Toutes les couleurs du vide
Malheureusement, derrière cette enveloppe visuelle éblouissante se cache un scénario bien moins solide. Et c’est là que la frustration pointe. L’histoire débute pourtant de manière prometteuse : Charlotte, amnésique après une soirée trop arrosée, doit reconstituer le fil des événements pour comprendre pourquoi elle est traquée par un redoutable prédateur. Les personnages eux-mêmes sont des archétypes bien connus des amateurs du genre : la jeune ingénue confrontée à l’horreur, la copine frivole aux mœurs légères, et bien sûr l’assassin masqué, omniprésent et implacable.

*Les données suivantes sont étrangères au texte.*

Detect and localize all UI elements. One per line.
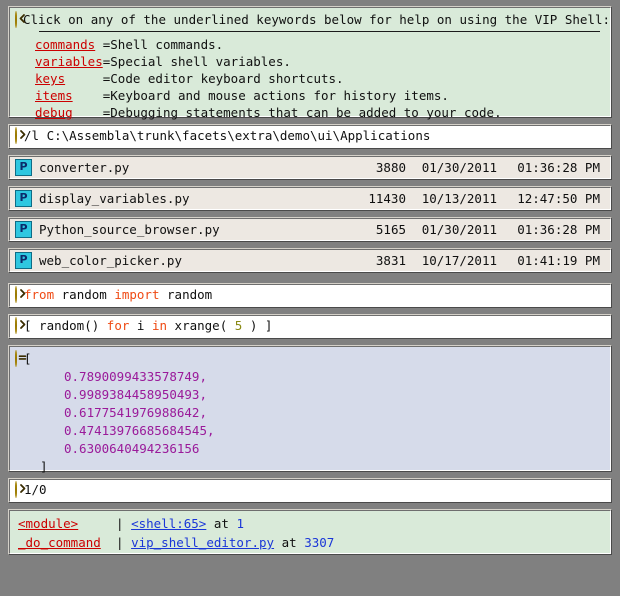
help-row: keys = Code editor keyboard shortcuts. (35, 71, 502, 88)
result-value: 0.7890099433578749, (64, 369, 207, 384)
help-panel[interactable]: Click on any of the underlined keywords … (8, 6, 612, 120)
file-date: 10/17/2011 (421, 253, 497, 268)
result-value: 0.6300640494236156 (64, 441, 200, 456)
result-value: 0.47413976685684545, (64, 423, 215, 438)
traceback-location[interactable]: vip_shell_editor.py (131, 535, 274, 550)
help-keyword-items[interactable]: items (35, 88, 103, 105)
code-command-text: [ random() for i in xrange( 5 ) ] (24, 318, 272, 333)
help-eq: = (102, 54, 111, 69)
file-row[interactable]: P converter.py 3880 01/30/2011 01:36:28 … (8, 155, 612, 180)
traceback-row: _do_command | vip_shell_editor.py at 3307 (18, 533, 604, 552)
file-name[interactable]: converter.py (39, 160, 341, 175)
file-row[interactable]: P display_variables.py 11430 10/13/2011 … (8, 186, 612, 211)
code-token: in (151, 318, 175, 333)
code-token: for (106, 318, 137, 333)
help-eq: = (102, 71, 111, 86)
file-size: 3880 (375, 160, 406, 175)
help-desc: Special shell variables. (110, 54, 291, 69)
file-name[interactable]: display_variables.py (39, 191, 341, 206)
traceback-at: at (281, 535, 297, 550)
equals-circle-icon[interactable] (15, 350, 27, 367)
traceback-function[interactable]: <module> (18, 514, 116, 533)
code-command-text: from random import random (24, 287, 212, 302)
help-desc: Debugging statements that can be added t… (110, 105, 502, 120)
file-size: 5165 (375, 222, 406, 237)
help-row: commands = Shell commands. (35, 37, 502, 54)
help-keyword-variables[interactable]: variables (35, 54, 103, 71)
chevron-right-circle-icon[interactable] (15, 286, 26, 303)
code-token: i (136, 318, 152, 333)
file-date: 01/30/2011 (421, 222, 497, 237)
traceback-separator: | (116, 535, 124, 550)
file-date: 10/13/2011 (421, 191, 497, 206)
code-token: random (167, 287, 213, 302)
help-desc: Shell commands. (110, 37, 224, 52)
help-eq: = (102, 37, 111, 52)
file-size: 3831 (375, 253, 406, 268)
path-command-text: /l C:\Assembla\trunk\facets\extra\demo\u… (24, 128, 431, 143)
help-header: Click on any of the underlined keywords … (15, 11, 610, 28)
help-title: Click on any of the underlined keywords … (23, 12, 610, 27)
help-row: items = Keyboard and mouse actions for h… (35, 88, 502, 105)
chevron-right-circle-icon[interactable] (15, 317, 26, 334)
file-name[interactable]: Python_source_browser.py (39, 222, 341, 237)
file-name[interactable]: web_color_picker.py (39, 253, 341, 268)
error-command-row[interactable]: 1/0 (8, 478, 612, 503)
result-output-panel[interactable]: [ 0.7890099433578749, 0.9989384458950493… (8, 345, 612, 474)
traceback-line: 3307 (304, 535, 335, 550)
file-row[interactable]: P web_color_picker.py 3831 10/17/2011 01… (8, 248, 612, 273)
help-row: variables = Special shell variables. (35, 54, 502, 71)
code-token: xrange( (174, 318, 235, 333)
traceback-location[interactable]: <shell:65> (131, 516, 206, 531)
help-keyword-keys[interactable]: keys (35, 71, 103, 88)
file-date: 01/30/2011 (421, 160, 497, 175)
result-value: 0.9989384458950493, (64, 387, 207, 402)
file-row[interactable]: P Python_source_browser.py 5165 01/30/20… (8, 217, 612, 242)
traceback-line: 1 (236, 516, 244, 531)
traceback-at: at (213, 516, 229, 531)
code-command-row[interactable]: from random import random (8, 283, 612, 308)
code-command-row[interactable]: [ random() for i in xrange( 5 ) ] (8, 314, 612, 339)
help-keyword-commands[interactable]: commands (35, 37, 103, 54)
file-time: 01:36:28 PM (517, 160, 600, 175)
code-token: [ random() (24, 318, 107, 333)
help-divider (39, 31, 600, 32)
file-time: 01:36:28 PM (517, 222, 600, 237)
traceback-panel[interactable]: <module> | <shell:65> at 1 _do_command | v… (8, 509, 612, 555)
help-desc: Keyboard and mouse actions for history i… (110, 88, 449, 103)
traceback-separator: | (116, 516, 124, 531)
chevron-left-circle-icon[interactable] (15, 11, 25, 28)
code-token: import (114, 287, 168, 302)
help-eq: = (102, 88, 111, 103)
file-time: 01:41:19 PM (517, 253, 600, 268)
file-size: 11430 (368, 191, 406, 206)
code-token: from (24, 287, 62, 302)
result-value: 0.6177541976988642, (64, 405, 207, 420)
path-command-row[interactable]: /l C:\Assembla\trunk\facets\extra\demo\u… (8, 124, 612, 149)
help-eq: = (102, 105, 111, 120)
chevron-right-circle-icon[interactable] (15, 127, 26, 144)
python-file-icon: P (15, 252, 32, 269)
help-keyword-table: commands = Shell commands. variables = S… (35, 37, 502, 122)
chevron-right-circle-icon[interactable] (15, 481, 26, 498)
traceback-function[interactable]: _do_command (18, 533, 116, 552)
file-time: 12:47:50 PM (517, 191, 600, 206)
python-file-icon: P (15, 190, 32, 207)
traceback-row: <module> | <shell:65> at 1 (18, 514, 604, 533)
code-token: random (61, 287, 115, 302)
python-file-icon: P (15, 221, 32, 238)
help-row: debug = Debugging statements that can be… (35, 105, 502, 122)
help-keyword-debug[interactable]: debug (35, 105, 103, 122)
python-file-icon: P (15, 159, 32, 176)
result-body: [ 0.7890099433578749, 0.9989384458950493… (24, 350, 215, 476)
code-token: ) ] (242, 318, 273, 333)
vip-shell-window: Click on any of the underlined keywords … (0, 0, 620, 596)
help-desc: Code editor keyboard shortcuts. (110, 71, 344, 86)
result-close-bracket: ] (40, 459, 48, 474)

François Gaillard maîtrise parfaitement l’esthétique du giallo, mais il semble n’en avoir retenu que la surface, en délaissant la mécanique narrative si savamment construite par les maîtres du genre. Pourquoi ne pas avoir proposé un whodunit ou explorer les thématiques du trauma capable de transformer n’importe quel innocent en meurtrier pervers ? Contrairement à un film comme Un couteau dans le cœur de Yann Gonzalez, qui tentait d’inscrire le giallo dans un milieu inédit (le porno gay), 13 notes en rouge reste sur des rails trop classiques, sans chercher à explorer de nouveaux territoires. Les enjeux, un peu flous, peinent à maintenir notre intérêt jusqu’au dénouement.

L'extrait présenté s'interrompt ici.